I find Minefinders to be a stock that I can trade. Its price action recently has been well correlated with the price of gold (but leveraged) and its liquid enough that I can get in and out with a reasonable trading position without perturbing the price. Its not as undervalued as Semafo (for $800 gold) and is not nearly as undervalued as the true Jrs I'm holding and looking at, but it does seem undervalued with an estimated 2009 price to operating cash flow ratio of 4.5 at $800 gold, provided the mine production meets guidance.
Its weekly chart shows that it has broken its downtrend.That's bullish.
The daily chat shows that its having trouble making it thru that 50% fibonacci resistance. I'm in the process of taking profits (a rare occurrence) and moving that money into some smaller, more undervalued gold miners.
Gold Resource Corp (GORO.OB), my largest holding, is in a strong uptrend. It targets $4.44 if it can decisively stay above that $3.50 fibonacci number. Monday's action will be important. GORO is financed, building its mine and the size of its high-grade resource continues to build. The management continues to be more "stockholder friendly" (more interested in helping the stock holders make money and less interested in selfishly taking care of number one) than other managements (partly because they hold 30% of the shares).
Metanor closed on its flow-thru private placements and, while not popping as much as others, has weathered a Jay Taylor downgrade and broken thru trend line resistance. It completed its first full quarter of production on 12/31/2008. A satisfying production announcement or good drill results could really get this stock moving. My spreadsheet estimates a 2.5 price to operating cash flow ratio for 2009 at $800 gold.

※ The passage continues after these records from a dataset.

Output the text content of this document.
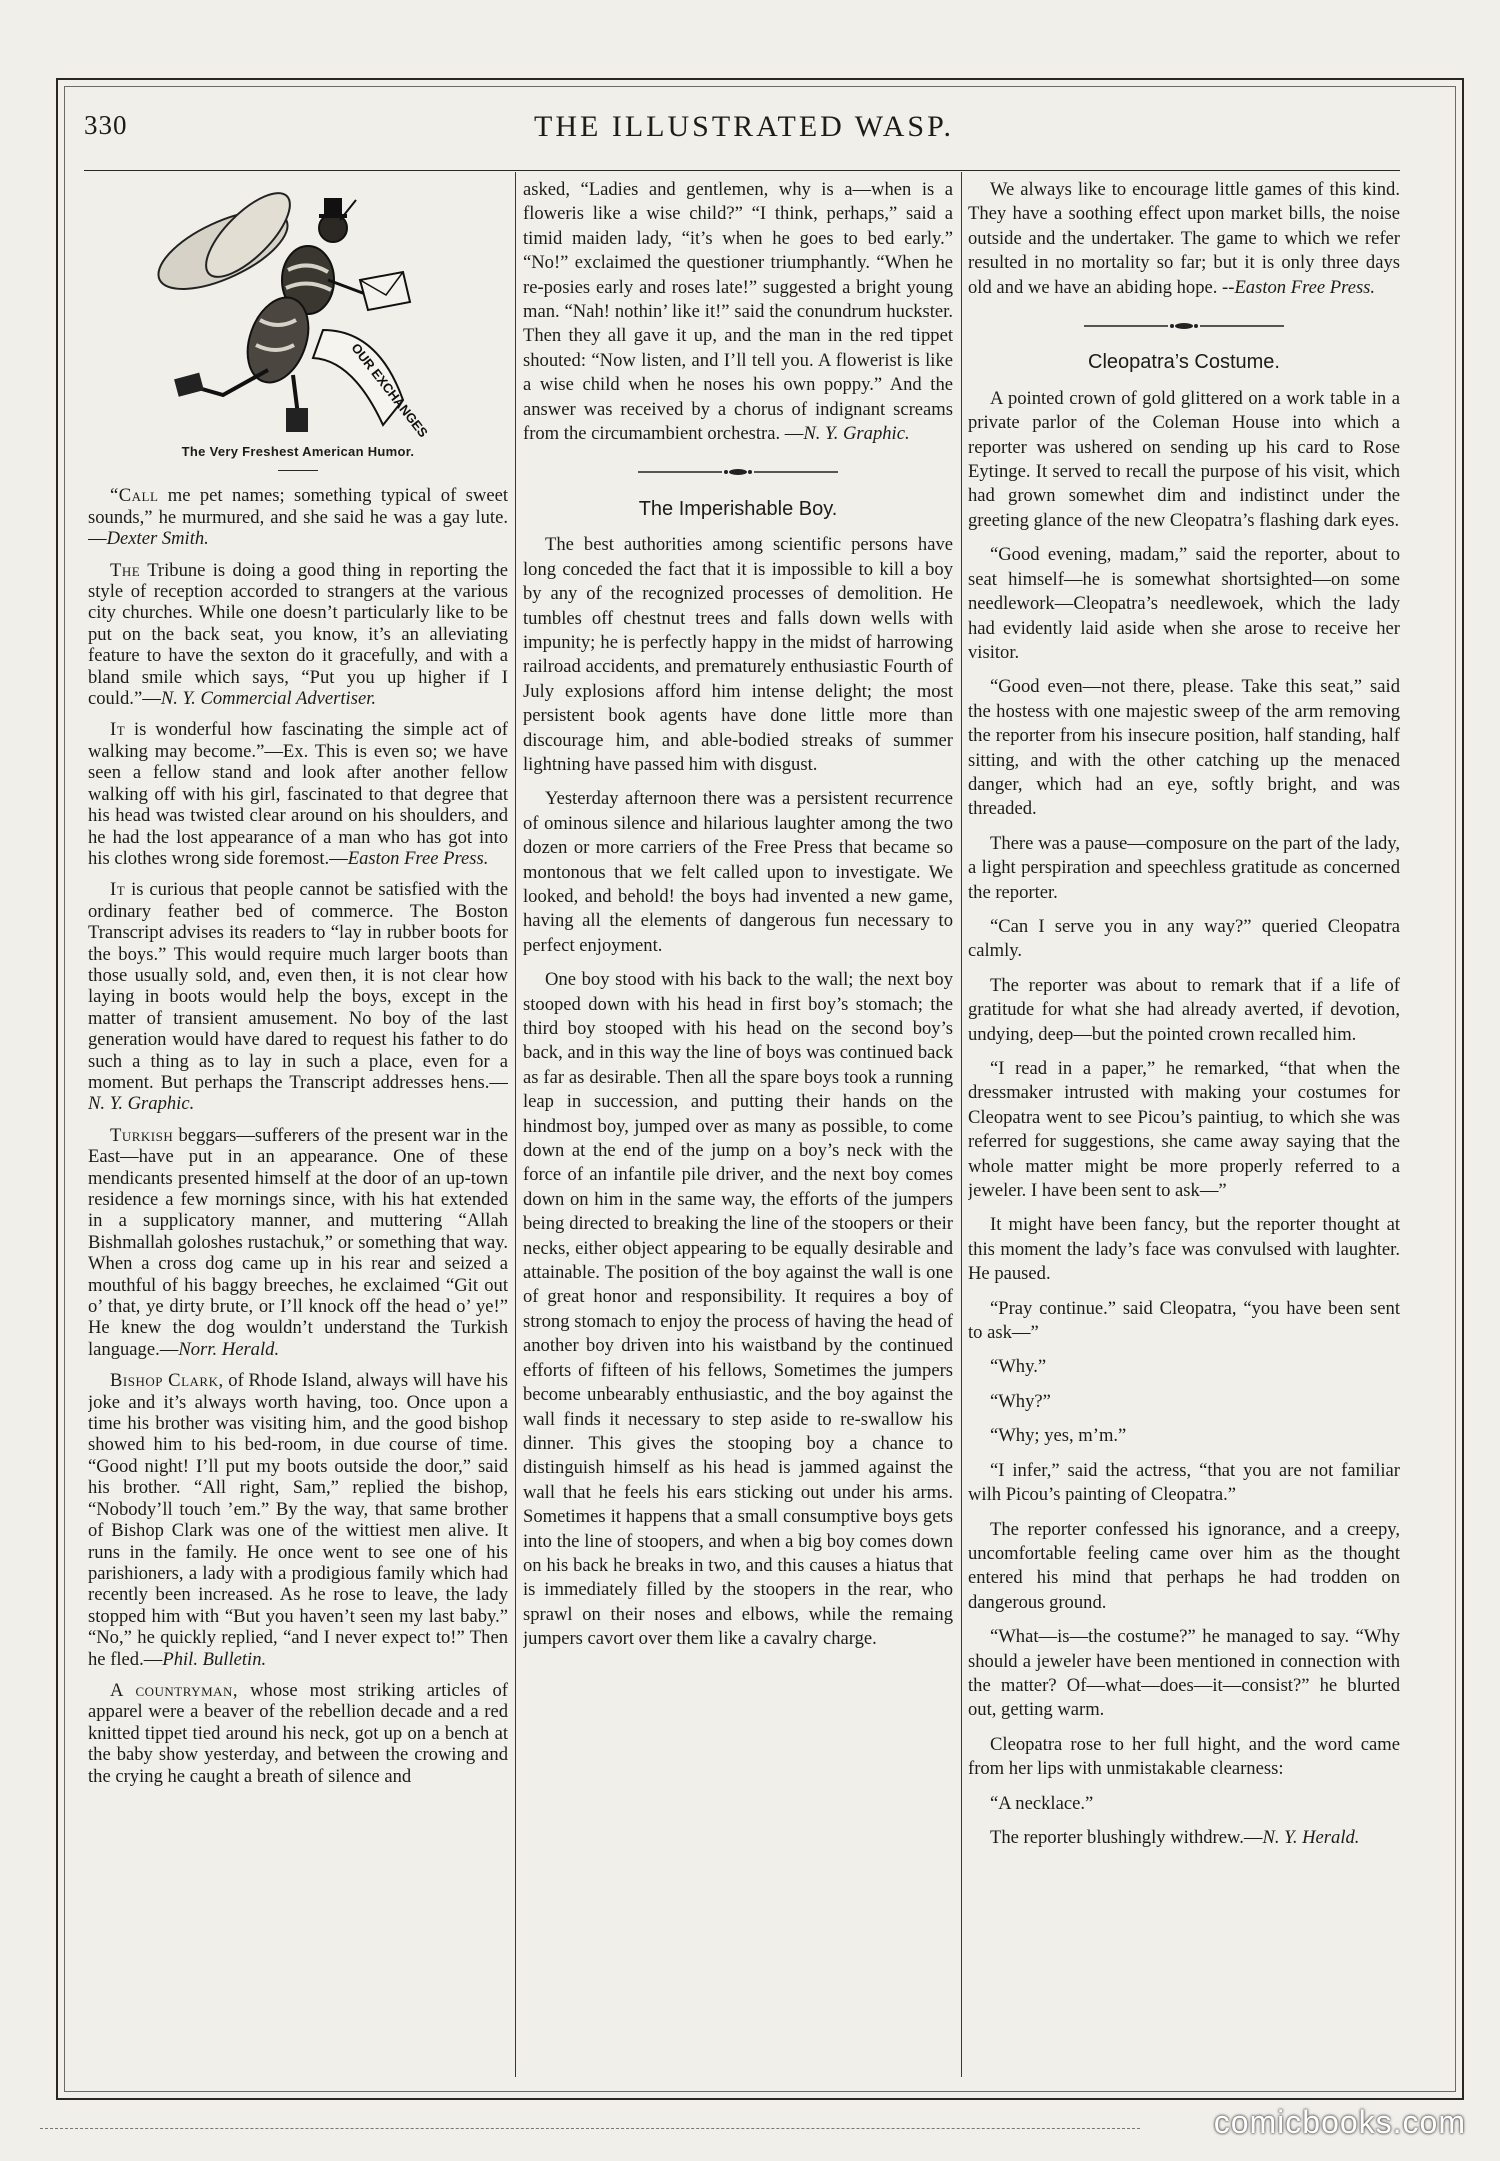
330	THE ILLUSTRATED WASP.
OUR EXCHANGES
The Very Freshest American Humor.

“Call me pet names; something typical of sweet sounds,” he murmured, and she said he was a gay lute.—Dexter Smith.

The Tribune is doing a good thing in reporting the style of reception accorded to strangers at the various city churches. While one doesn’t particularly like to be put on the back seat, you know, it’s an alleviating feature to have the sexton do it gracefully, and with a bland smile which says, “Put you up higher if I could.”—N. Y. Commercial Advertiser.

It is wonderful how fascinating the simple act of walking may become.”—Ex. This is even so; we have seen a fellow stand and look after another fellow walking off with his girl, fascinated to that degree that his head was twisted clear around on his shoulders, and he had the lost appearance of a man who has got into his clothes wrong side foremost.—Easton Free Press.

It is curious that people cannot be satisfied with the ordinary feather bed of commerce. The Boston Transcript advises its readers to “lay in rubber boots for the boys.” This would require much larger boots than those usually sold, and, even then, it is not clear how laying in boots would help the boys, except in the matter of transient amusement. No boy of the last generation would have dared to request his father to do such a thing as to lay in such a place, even for a moment. But perhaps the Transcript addresses hens.—N. Y. Graphic.

Turkish beggars—sufferers of the present war in the East—have put in an appearance. One of these mendicants presented himself at the door of an up-town residence a few mornings since, with his hat extended in a supplicatory manner, and muttering “Allah Bishmallah goloshes rustachuk,” or something that way. When a cross dog came up in his rear and seized a mouthful of his baggy breeches, he exclaimed “Git out o’ that, ye dirty brute, or I’ll knock off the head o’ ye!” He knew the dog wouldn’t understand the Turkish language.—Norr. Herald.

Bishop Clark, of Rhode Island, always will have his joke and it’s always worth having, too. Once upon a time his brother was visiting him, and the good bishop showed him to his bed-room, in due course of time. “Good night! I’ll put my boots outside the door,” said his brother. “All right, Sam,” replied the bishop, “Nobody’ll touch ’em.” By the way, that same brother of Bishop Clark was one of the wittiest men alive. It runs in the family. He once went to see one of his parishioners, a lady with a prodigious family which had recently been increased. As he rose to leave, the lady stopped him with “But you haven’t seen my last baby.” “No,” he quickly replied, “and I never expect to!” Then he fled.—Phil. Bulletin.

A countryman, whose most striking articles of apparel were a beaver of the rebellion decade and a red knitted tippet tied around his neck, got up on a bench at the baby show yesterday, and between the crowing and the crying he caught a breath of silence and

asked, “Ladies and gentlemen, why is a—when is a floweris like a wise child?” “I think, perhaps,” said a timid maiden lady, “it’s when he goes to bed early.” “No!” exclaimed the questioner triumphantly. “When he re-posies early and roses late!” suggested a bright young man. “Nah! nothin’ like it!” said the conundrum huckster. Then they all gave it up, and the man in the red tippet shouted: “Now listen, and I’ll tell you. A flowerist is like a wise child when he noses his own poppy.” And the answer was received by a chorus of indignant screams from the circumambient orchestra. —N. Y. Graphic.

The Imperishable Boy.

The best authorities among scientific persons have long conceded the fact that it is impossible to kill a boy by any of the recognized processes of demolition. He tumbles off chestnut trees and falls down wells with impunity; he is perfectly happy in the midst of harrowing railroad accidents, and prematurely enthusiastic Fourth of July explosions afford him intense delight; the most persistent book agents have done little more than discourage him, and able-bodied streaks of summer lightning have passed him with disgust.

Yesterday afternoon there was a persistent recurrence of ominous silence and hilarious laughter among the two dozen or more carriers of the Free Press that became so montonous that we felt called upon to investigate. We looked, and behold! the boys had invented a new game, having all the elements of dangerous fun necessary to perfect enjoyment.

One boy stood with his back to the wall; the next boy stooped down with his head in first boy’s stomach; the third boy stooped with his head on the second boy’s back, and in this way the line of boys was continued back as far as desirable. Then all the spare boys took a running leap in succession, and putting their hands on the hindmost boy, jumped over as many as possible, to come down at the end of the jump on a boy’s neck with the force of an infantile pile driver, and the next boy comes down on him in the same way, the efforts of the jumpers being directed to breaking the line of the stoopers or their necks, either object appearing to be equally desirable and attainable. The position of the boy against the wall is one of great honor and responsibility. It requires a boy of strong stomach to enjoy the process of having the head of another boy driven into his waistband by the continued efforts of fifteen of his fellows, Sometimes the jumpers become unbearably enthusiastic, and the boy against the wall finds it necessary to step aside to re-swallow his dinner. This gives the stooping boy a chance to distinguish himself as his head is jammed against the wall that he feels his ears sticking out under his arms. Sometimes it happens that a small consumptive boys gets into the line of stoopers, and when a big boy comes down on his back he breaks in two, and this causes a hiatus that is immediately filled by the stoopers in the rear, who sprawl on their noses and elbows, while the remaing jumpers cavort over them like a cavalry charge.

We always like to encourage little games of this kind. They have a soothing effect upon market bills, the noise outside and the undertaker. The game to which we refer resulted in no mortality so far; but it is only three days old and we have an abiding hope. --Easton Free Press.

Cleopatra’s Costume.

A pointed crown of gold glittered on a work table in a private parlor of the Coleman House into which a reporter was ushered on sending up his card to Rose Eytinge. It served to recall the purpose of his visit, which had grown somewhet dim and indistinct under the greeting glance of the new Cleopatra’s flashing dark eyes.

“Good evening, madam,” said the reporter, about to seat himself—he is somewhat shortsighted—on some needlework—Cleopatra’s needlewoek, which the lady had evidently laid aside when she arose to receive her visitor.

“Good even—not there, please. Take this seat,” said the hostess with one majestic sweep of the arm removing the reporter from his insecure position, half standing, half sitting, and with the other catching up the menaced danger, which had an eye, softly bright, and was threaded.

There was a pause—composure on the part of the lady, a light perspiration and speechless gratitude as concerned the reporter.

“Can I serve you in any way?” queried Cleopatra calmly.

The reporter was about to remark that if a life of gratitude for what she had already averted, if devotion, undying, deep—but the pointed crown recalled him.

“I read in a paper,” he remarked, “that when the dressmaker intrusted with making your costumes for Cleopatra went to see Picou’s paintiug, to which she was referred for suggestions, she came away saying that the whole matter might be more properly referred to a jeweler. I have been sent to ask—”

It might have been fancy, but the reporter thought at this moment the lady’s face was convulsed with laughter. He paused.

“Pray continue.” said Cleopatra, “you have been sent to ask—”

“Why.”

“Why?”

“Why; yes, m’m.”

“I infer,” said the actress, “that you are not familiar wilh Picou’s painting of Cleopatra.”

The reporter confessed his ignorance, and a creepy, uncomfortable feeling came over him as the thought entered his mind that perhaps he had trodden on dangerous ground.

“What—is—the costume?” he managed to say. “Why should a jeweler have been mentioned in connection with the matter? Of—what—does—it—consist?” he blurted out, getting warm.

Cleopatra rose to her full hight, and the word came from her lips with unmistakable clearness:

“A necklace.”

The reporter blushingly withdrew.—N. Y. Herald.

comicbooks.com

Finally, New Guinea Gold Corp (NGG.V) had a good week on news that the financing closed that it needed to ramp up production to being cash-flow positive (avoiding real trouble) and on a Jay Taylor recommendation reiteration.
The stock popped 50% on roughly $300K of stock trading (1.4M shares). This shows how illiquid these stocks can be and how much they can move if the fundamentals move in their favor. If you are swinging position sizes of 100K$ you are going to have to realize that getting in and out is going to cost some serious money. But there is also a good chance for spectacular results. Jay Taylor says this is a potential 10-bagger. It looks like a five to ten-bagger to me provide gold can stay above $700 for a couple of years and provided they can get their starter mine working and get a decent price for their main exploration project.